The Directed Acyclic Graph (DAG)#
A directed acyclic graph defines the program flow. Each node in the graph is a process to be ran, and each edge (the node connections) are the input and outputs of the process. Importantly, a DAG need not be a simple linear pipeline, but may include parallel branching and execution so long as it does not include a cycle (as this would cause infinite recursion)
A DAG Node#
As mentioned, a DAG node is simply a function we want to run on a set of inputs. As a simple example, lets say we want to load an array of numbers into memory. If we use np.arange for this our inputs will just be the length of the array.
from canproc import DAGProcess
proc = DAGProcess(name='make_array', function=np.arange, args=[8]),
The process name is important for defining the relation to other nodes as we’ll see later. Generally, a function can be either a Callable object, such as python function, or a str object that can be used to generate a function, e.g. function="np.arange" would also work. As long as there is a one-to-one mapping between funtion names and functions the DAGProcess is serializable, allowing for easy storage and reuse.
Combining Nodes for Data Pipelines#
Nodes are linked via their input and outputs. The name of a process is
the output that can be used as input to other nodes. As a toy example lets
create 2 arrays using numpy, concatenate them, and then take an average.
The python code might look like this:
import numpy as np
arr1 = np.arange(8)
arr2 = np.arange(0, 4)
concat = np.concatenate([arr1, arr2])
mean = np.mean(concat)
This works fine, but the python code has drawbacks that canesm-processor aims to address:
arr1does not depend onarr2, but the creation is done sequentiallyThe process will run locally on the CPU which might not scale for large arrays.

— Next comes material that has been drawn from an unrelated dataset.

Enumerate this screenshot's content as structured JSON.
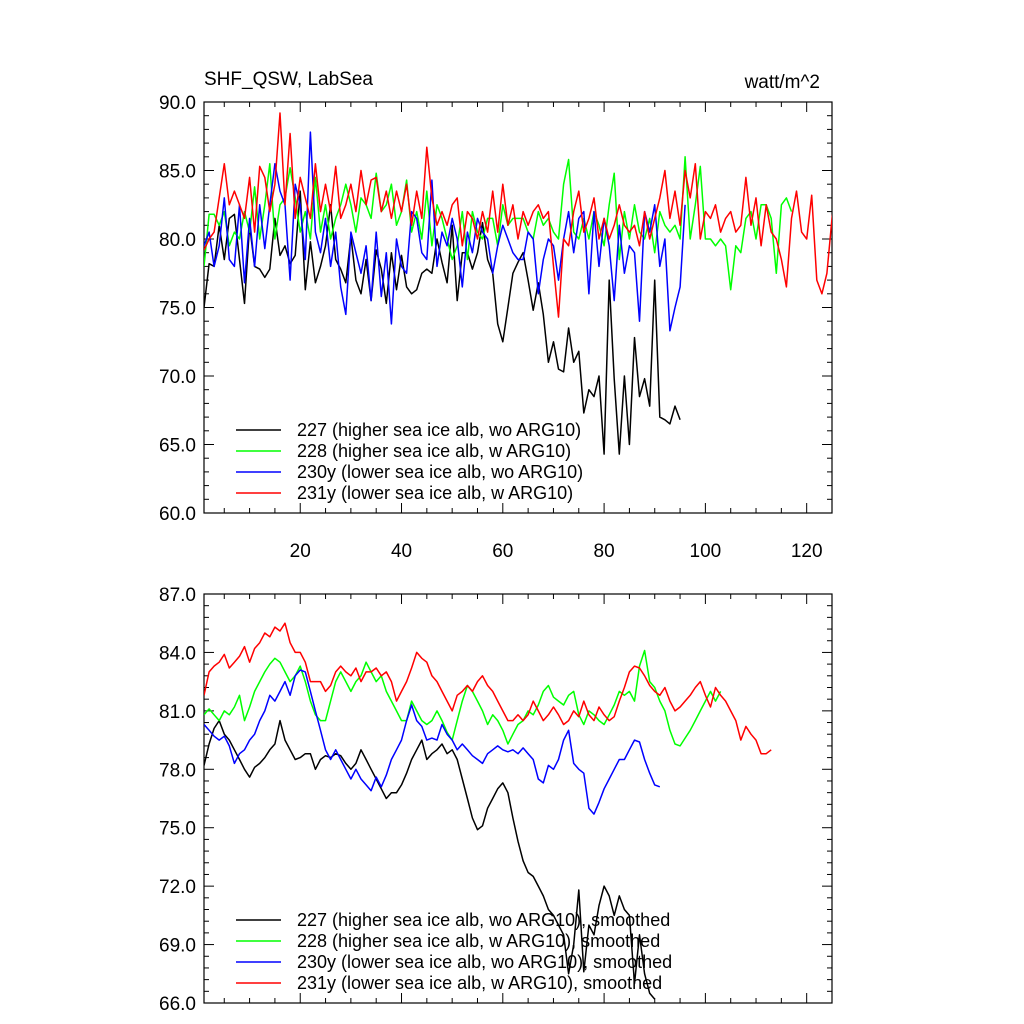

%%{init: {'theme':'neutral', 'look': 'handDrawn'}}%%
graph
S1[ ] --> |8| A["np.arange(8)"]
S2[ ] --> |0, 4| B["np.arange(0, 4)"]
B --> |arr1| C["np.concatenate(arr1, arr2)"]
A --> |arr2| C
C --> |concat| D["np.mean(concat)"]
D --> |mean| E[ ]
style E fill:#FFFFFF00, stroke:#FFFFFF00;
style S1 fill:#FFFFFF00, stroke:#FFFFFF00;
style S2 fill:#FFFFFF00, stroke:#FFFFFF00;
To create this structure in canesm-processor we would write:
import numpy as np
from canproc import DAGProcess
graph = [
DAGProcess(name='arr1', function=np.arange, args=[8]),
DAGProcess(name='arr2', function=np.arange, args=[0, 4]),
DAGProcess(name='concat', function=np.concatenate, args=[['arr1', 'arr2']]),
DAGProcess(name='mean', function=np.mean, args=['concat'])
]
Lastly, we define the output of the DAG. This defines what edges of the graph we want to output. Typically this is the final output, but could be a list where intermediate steps are also returned. Putting this all together, we have the full DAG:
from canproc import DAG
dag = DAG(dag=graph, output='mean')